There are no human types. At most, people’s socializations differ. Or there are problems in their social interactions that make them behave oddly, but that doesn’t make them sick. Both of us should intervene with a person’s systems of interaction. Believe me, we are traffic police, nothing more. I cannot cure anyone. But sometimes a single inspired suggestion is enough to change the inner conditions of mental functioning and for the change to have an impact on the historically altered surroundings.

At least in theory.

Madzar had to focus hard to follow the woman’s words. He also laughed at her a bit, making his own analysis a little easier.

Well, now, don’t be so afraid of me, he said, laughing at both the woman and himself, in theory I’ve understood and noted everything, but I can’t say your concepts are finding their way easily into what I say.

Or into my mind, of course. That’s true.

I only take my patients on a journey of discovery. Your space and the objects in it should give them similar impulses, and you can leave the words to the patients.

Mrs. Szemző’s strictness made Madzar chuckle. He recognized himself in her asceticism adopted in the interest of utopian ideals, and this irritated him, yet she remained a woman, and that also irritated him.

We won’t get anywhere with ancient concepts such as ill patient and mental illness, symptoms and human types. You can’t work against me so obviously, or if you do we might as well say good-bye to our shared ideas.

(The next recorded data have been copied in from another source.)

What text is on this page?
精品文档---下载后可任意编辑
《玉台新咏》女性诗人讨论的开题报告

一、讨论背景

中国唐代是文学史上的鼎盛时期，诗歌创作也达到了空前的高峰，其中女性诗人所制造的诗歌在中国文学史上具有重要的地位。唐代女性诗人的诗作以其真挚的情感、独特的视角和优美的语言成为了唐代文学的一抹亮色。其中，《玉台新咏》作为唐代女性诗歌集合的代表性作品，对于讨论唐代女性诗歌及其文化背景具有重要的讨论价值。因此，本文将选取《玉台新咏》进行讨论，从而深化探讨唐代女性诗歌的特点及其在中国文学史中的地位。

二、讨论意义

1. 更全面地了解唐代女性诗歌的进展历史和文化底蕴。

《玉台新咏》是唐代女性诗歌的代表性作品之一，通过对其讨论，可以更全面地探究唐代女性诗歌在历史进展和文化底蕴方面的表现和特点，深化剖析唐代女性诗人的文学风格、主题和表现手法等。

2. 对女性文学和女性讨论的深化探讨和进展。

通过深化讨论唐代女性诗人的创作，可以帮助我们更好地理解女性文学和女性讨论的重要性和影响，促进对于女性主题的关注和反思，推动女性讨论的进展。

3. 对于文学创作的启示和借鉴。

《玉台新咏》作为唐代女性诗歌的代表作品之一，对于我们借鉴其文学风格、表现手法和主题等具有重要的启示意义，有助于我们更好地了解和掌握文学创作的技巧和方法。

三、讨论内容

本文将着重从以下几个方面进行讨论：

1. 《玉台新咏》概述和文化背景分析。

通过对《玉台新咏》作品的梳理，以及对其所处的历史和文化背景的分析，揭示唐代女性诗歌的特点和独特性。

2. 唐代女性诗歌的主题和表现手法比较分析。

Stop, please, hold it. Madzar was laughing.

Don’t go so far. Sometimes one assigns certain borders involuntarily, but I take it back, I beg your pardon, I take it back and join you in declaring that there are no limits.

Between ill-being and well-being there really isn’t a border or bright line, my dear architect, no matter how often you joke about it.

But why would I be joking.

Even the classical scientists admitted that at most we can speak only of degrees. It’s a nice romantic idea that there are borders between people or even within a single human being. An individual has permanent traits, yes, but the essence of humans is easily permeable, and the traits themselves are malleable, showing different faces in different situations, which means that they offer us different inclinations. What else would make people so accommodating. I willingly admit that this lack of borders or limitations is very difficult to grasp or follow linguistically. Linguistically we are always pitting something against something else. If I say black, you add the thought of white but not the many hues of gray, one more beautiful than the other. If you say madness or speak of mental illness and its opposite, then you also have the murderous commonplace, the stereotype, the destructive linguistic convention, and you don’t even notice that you’ve passed off a culturally well-prepared sentence on others and yourself. Using that concept separates you from what is archaically common to us all, which none of us can escape. Using stereotypes and conventions, you gloss over the collective traits of individual humans. I hope you’ll forgive me for accusing you of such common crimes.